One of the major challenges in the fabrication of nanostructured TiC materials (as well as of carbides and nitrides of others d metals) is the synthesis of hollow quasi-one-dimensional (tube-like) forms of titanium carbide. The reason is quite obvious: a formation of tube-like nanoforms of isotropic 3D-like crystals with isotropic system of interatomic bonds is much more problematic, than that for the nanotubes of layered compounds (such as graphite, BN, MoS₂, etc.) which possess sharply anisotropic systems of interatomic bonding including strong bonds within the layers versus very weak van der Waals-type bonding between the adjacent layers. Indeed, despite a set of theoretical models for monocrystalline TiC nanotubes was proposed [11], [17], [18], [19], any convenient attempt to fabricate such tubular material was absent.

Very recently, a promising possibility to obtain the TiC_x nanotubes was demonstrated after the experiments [20], where the graphene-like titanium nanocarbides have been successfully synthesized from so-called MAX phases. These ternary phases (see reviews [21], [22], [23], [24], [25], [26]) with the general formula M_n+1AX_n (n = 1, 2, or 3) can be described as intergrowth structures consisting of hexagonal 2D-like blocks [M_n+1X_n] (where M = d metals; X = C or N) alternating with planar atomic sheets A (where A are sp elements such as Al, Ga, Si, Ge, S, etc.) The system of inter-atomic interactions in MAX phases is quite anisotropic with strong directional M–X bonds inside blocks [M_n+1X_n], whereas the bonds between elemental monoatomic sheets A and blocks [M_n+1X_n] are weaker [21], [22], [23], [24], [25], [26]. From these reasons, taking Ti₃AlC₂ as example, the experiments for the extraction of the most weakly bonded Al from this MAX phase were undertaken. New 2D graphene-like material with nominal composition Ti₃C₂ was successfully prepared by treatment of Ti₃AlC₂ powders in HF (Ti₃AlC₂ + 3HF = AlF₃ + 3/2H₂ + Ti₃C₂) and further sonication of the reaction product for exfoliation of nanoblocks Ti₃C₂ [20]. Moreover, a preliminary evidence for the formation of scrolls from graphene-like Ti₃C₂ was shown [20].

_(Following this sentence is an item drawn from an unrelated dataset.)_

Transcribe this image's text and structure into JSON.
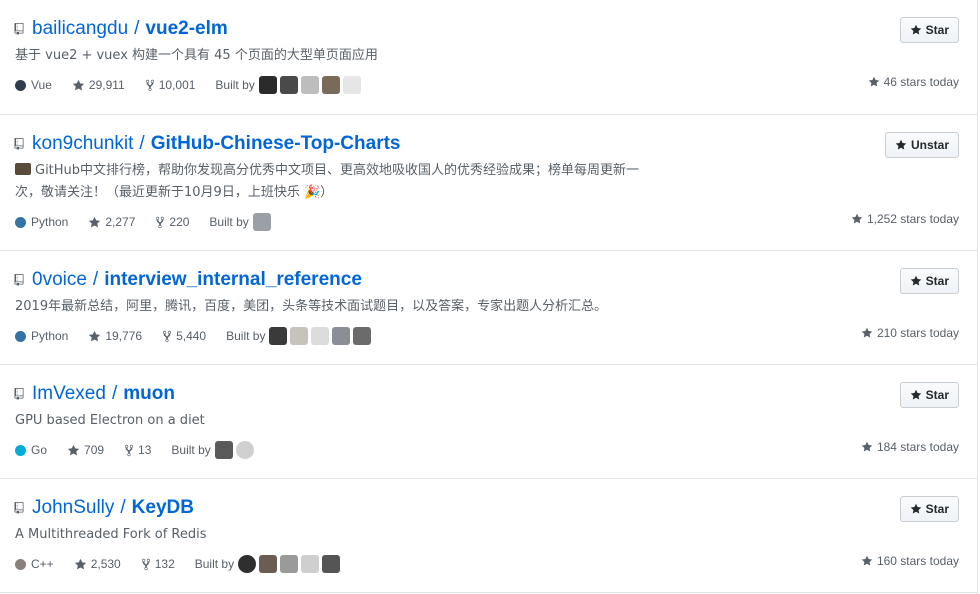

One may assume that the graphene-like titanium nano-carbides can become successful precursors for the TiC_x nanotubes (NTs). The results [20] open also other interesting prospects. A further possibility to update the properties of the proposed TiC_x nanotubes arises from their decoration by various atoms or functional groups – e.g., like in experiments [20], where the exfoliated species Ti₃C₂ were terminated by OH groups and/or by fluorine ions from aqueous environment. Moreover, since about ∼70 synthesized MAX phases are known [21], [22], [23], [24], [25], [26], the preparation of other graphene-like carbides and nitrides of Sc, Ti, V, Cr, Zr, Nb, Mo, Hf and Ta may be proposed, and, in turn, these species may be considered as precursors for rolled up nano-forms of these carbides or nitrides – such as nanoscrolls or nanotubes.

Following these circumstances, in this work we present the atomistic models and report the results of DFTB simulations of stability and electronic properties for TiC_x nanotubes, constructed from graphene-like sheets Ti₂C and Ti₃C₂ – as building blocks of Ti₂AlC and Ti₃AlC₂ MAX phases. Besides, the models of hydroxylated Ti₂C, and Ti₃C₂ nanotubes (Ti₂C(OH)₂, and Ti₃C₂(OH)₂ NTs) are examined, taking into account that the experimentally exfoliated species Ti₃C₂ were terminated by OH groups. This choice allows to examine the properties of proposed TiC_x NTs as a function of their composition (Ti₂C versus Ti₃C₂) and to consider the influence of OH termination on electronic properties and comparative stability of these novel tubular structures.